New management in a takeover has the option to dismiss many more teachers--as many as the entire staff. Simple math reveals a stunning picture: A quarter of all IPS (Indianapolis Public Schools) secondary teachers will likely lose their current jobs as state intervention takes effect.
Teach Plus does not question the wisdom of such a disruptive and draconian approach to school reform. The policy brief does not point out the lack of success this approach has had in Chicago, or anywhere else in the country. The key recommendation of the policy brief is this:
Teachers dismissed from takeover schools should not have guaranteed jobs in schools that remain a part of IPS. Teachers who have been displaced should be required to apply for vacant positions in other schools. Displaced teachers should only be able to apply for vacant positions and not positions currently held by other teachers. Teachers with more seniority should not have the right to bump less senior teachers out of their positions. Without a change to the current state laws, IPS will be required to keep the most senior teachers, regardless of their performance.
The intent of this is made clear in the brief's conclusion:
The domino effect that stands to push hundreds of promising young teachers out of their current positions will inevitably spiral to negatively impact students and their communities.
The problem they are attempting to solve is that many young teachers will likely be swept away as these draconian school "transformations" occur.
The law, Senate Bill 1, eliminates an advisory board of the division of professional standards, and states the following:
A school corporation shall implement the plan beginning with the 2012-2013 school year.
(b) A plan must include the following components:
(1) Performance evaluations for all certificated employees, conducted at least annually.
(2) Objective measures of student achievement and growth to significantly inform the evaluation. The objective measures must include:
(A) student assessment results for certificated employees whose responsibilities include instruction in subjects measured in statewide assessments; and
(B) methods for assessing student growth for certificated employees who do not teach in areas measured by statewide assessments.
I have several problems with this. First, we have a heavily funded group bringing forward teachers to reinforce their policy perspective. This creates the appearance of widespread support for practices which are highly controversial within our profession.
Second, Teach Plus has embraced the practice of widespread staff firings as a wise strategy for school improvement.
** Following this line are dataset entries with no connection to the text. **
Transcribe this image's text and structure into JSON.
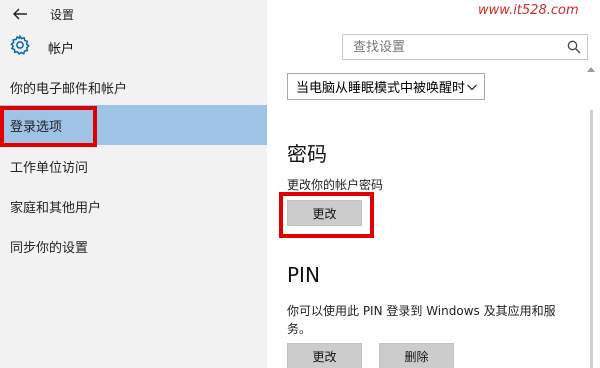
{
  "window": {
    "title": "设置"
  },
  "header": {
    "title": "帐户"
  },
  "search": {
    "placeholder": "查找设置"
  },
  "sidebar": {
    "items": [
      {
        "label": "你的电子邮件和帐户",
        "selected": false
      },
      {
        "label": "登录选项",
        "selected": true
      },
      {
        "label": "工作单位访问",
        "selected": false
      },
      {
        "label": "家庭和其他用户",
        "selected": false
      },
      {
        "label": "同步你的设置",
        "selected": false
      }
    ]
  },
  "main": {
    "wake_dropdown": {
      "value": "当电脑从睡眠模式中被唤醒时"
    },
    "password": {
      "title": "密码",
      "description": "更改你的帐户密码",
      "change_label": "更改"
    },
    "pin": {
      "title": "PIN",
      "description": "你可以使用此 PIN 登录到 Windows 及其应用和服务。",
      "change_label": "更改",
      "remove_label": "删除"
    }
  },
  "watermark": {
    "text": "www.it528.com"
  },
  "colors": {
    "selected_bg": "#9ec3e6",
    "highlight": "#e00000",
    "button_bg": "#cccccc",
    "sidebar_bg": "#f2f2f2"
  },
  "icons": {
    "back": "arrow-left-icon",
    "settings": "gear-icon",
    "search": "search-icon",
    "dropdown": "chevron-down-icon"
  }
}
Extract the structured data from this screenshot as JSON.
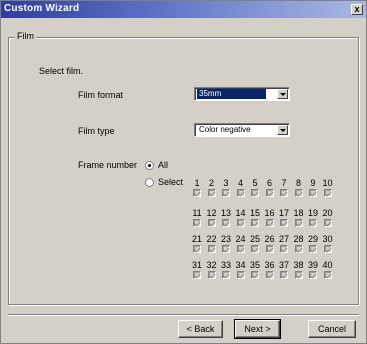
{
  "window": {
    "title": "Custom Wizard",
    "close_label": "x"
  },
  "group": {
    "label": "Film"
  },
  "instructions": "Select film.",
  "film_format": {
    "label": "Film format",
    "value": "35mm"
  },
  "film_type": {
    "label": "Film type",
    "value": "Color negative"
  },
  "frame_number": {
    "label": "Frame number",
    "options": [
      {
        "label": "All",
        "selected": true
      },
      {
        "label": "Select",
        "selected": false
      }
    ],
    "rows": [
      {
        "numbers": [
          "1",
          "2",
          "3",
          "4",
          "5",
          "6",
          "7",
          "8",
          "9",
          "10"
        ],
        "checked": [
          true,
          true,
          true,
          true,
          true,
          true,
          true,
          true,
          true,
          true
        ]
      },
      {
        "numbers": [
          "11",
          "12",
          "13",
          "14",
          "15",
          "16",
          "17",
          "18",
          "19",
          "20"
        ],
        "checked": [
          true,
          true,
          true,
          true,
          true,
          true,
          true,
          true,
          true,
          true
        ]
      },
      {
        "numbers": [
          "21",
          "22",
          "23",
          "24",
          "25",
          "26",
          "27",
          "28",
          "29",
          "30"
        ],
        "checked": [
          true,
          true,
          true,
          true,
          true,
          true,
          true,
          true,
          true,
          true
        ]
      },
      {
        "numbers": [
          "31",
          "32",
          "33",
          "34",
          "35",
          "36",
          "37",
          "38",
          "39",
          "40"
        ],
        "checked": [
          true,
          true,
          true,
          true,
          true,
          true,
          true,
          true,
          true,
          true
        ]
      }
    ]
  },
  "buttons": {
    "back": "< Back",
    "next": "Next >",
    "cancel": "Cancel"
  },
  "colors": {
    "title_start": "#2f3d9c",
    "title_end": "#a9b8e4",
    "face": "#d4d0c8",
    "selection": "#0a246a"
  }
}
Experience and research do not show this to be effective. On the contrary, this takes our most challenged schools and subjects them to further trauma and disruption, to no good end.
Third, Teach Plus has attempted to create policy that would shield "promising young teachers" from the brunt of these firings. There is a great deal of evidence that teacher effectiveness, on a wide range of indicators - not just test scores - increases as teachers gain experience. Why should we embrace policies that favor "promising young teachers," many of whom may be interns who have only a two-year long commitment to the classroom, over more experienced teachers?
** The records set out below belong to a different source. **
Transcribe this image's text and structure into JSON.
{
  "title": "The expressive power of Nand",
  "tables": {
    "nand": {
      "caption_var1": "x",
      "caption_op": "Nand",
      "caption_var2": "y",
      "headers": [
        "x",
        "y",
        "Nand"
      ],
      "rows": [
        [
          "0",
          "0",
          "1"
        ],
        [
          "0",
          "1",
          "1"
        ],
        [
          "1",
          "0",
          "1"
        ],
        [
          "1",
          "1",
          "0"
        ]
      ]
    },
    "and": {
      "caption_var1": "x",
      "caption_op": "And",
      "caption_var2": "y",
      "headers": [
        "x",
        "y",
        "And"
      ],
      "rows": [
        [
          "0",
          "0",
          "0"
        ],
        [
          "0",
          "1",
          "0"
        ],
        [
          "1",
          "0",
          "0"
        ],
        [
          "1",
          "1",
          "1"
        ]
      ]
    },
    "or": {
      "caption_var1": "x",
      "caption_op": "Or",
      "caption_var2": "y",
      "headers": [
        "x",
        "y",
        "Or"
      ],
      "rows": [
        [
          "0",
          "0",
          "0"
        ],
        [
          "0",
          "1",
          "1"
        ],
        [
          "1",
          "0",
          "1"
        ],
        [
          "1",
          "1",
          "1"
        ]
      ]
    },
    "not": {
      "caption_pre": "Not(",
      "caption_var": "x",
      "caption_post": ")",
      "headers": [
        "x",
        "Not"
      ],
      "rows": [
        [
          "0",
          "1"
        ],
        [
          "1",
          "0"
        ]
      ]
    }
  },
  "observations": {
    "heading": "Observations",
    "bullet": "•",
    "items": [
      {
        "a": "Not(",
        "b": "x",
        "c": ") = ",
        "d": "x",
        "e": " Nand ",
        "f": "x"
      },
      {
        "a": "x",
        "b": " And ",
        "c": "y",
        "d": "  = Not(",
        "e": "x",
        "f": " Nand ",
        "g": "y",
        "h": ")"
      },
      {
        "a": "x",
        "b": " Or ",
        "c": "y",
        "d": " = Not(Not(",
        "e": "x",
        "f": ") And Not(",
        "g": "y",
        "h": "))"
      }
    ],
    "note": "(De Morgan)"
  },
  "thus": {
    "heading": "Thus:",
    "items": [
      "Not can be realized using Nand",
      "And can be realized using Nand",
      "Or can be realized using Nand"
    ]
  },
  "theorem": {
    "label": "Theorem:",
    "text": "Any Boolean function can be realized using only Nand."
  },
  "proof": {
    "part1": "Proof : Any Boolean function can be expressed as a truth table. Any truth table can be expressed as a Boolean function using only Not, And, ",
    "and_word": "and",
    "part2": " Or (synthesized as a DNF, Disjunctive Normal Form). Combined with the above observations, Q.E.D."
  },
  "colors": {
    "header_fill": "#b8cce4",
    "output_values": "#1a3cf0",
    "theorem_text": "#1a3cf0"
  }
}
Fourth, the law that resulted from this lobbying by Stand For Children and Teach Plus mandates that test scores be a significant part of teacher evaluation, and does away with the professional advisory board that informs the legislature about these issues.
This is what has been done by these groups in the state of Indiana. I do not believe this serves the interests of the children of Indiana, or has the effect of improving the teaching profession. I think teachers and parents need to organize OURSELVES to speak up on these issues, because otherwise we have groups such as these representing themselves as our voice in the policy arena.
What do you think of Senate Bill 1 in Indiana, and the role of Stand For Children and Teach Plus?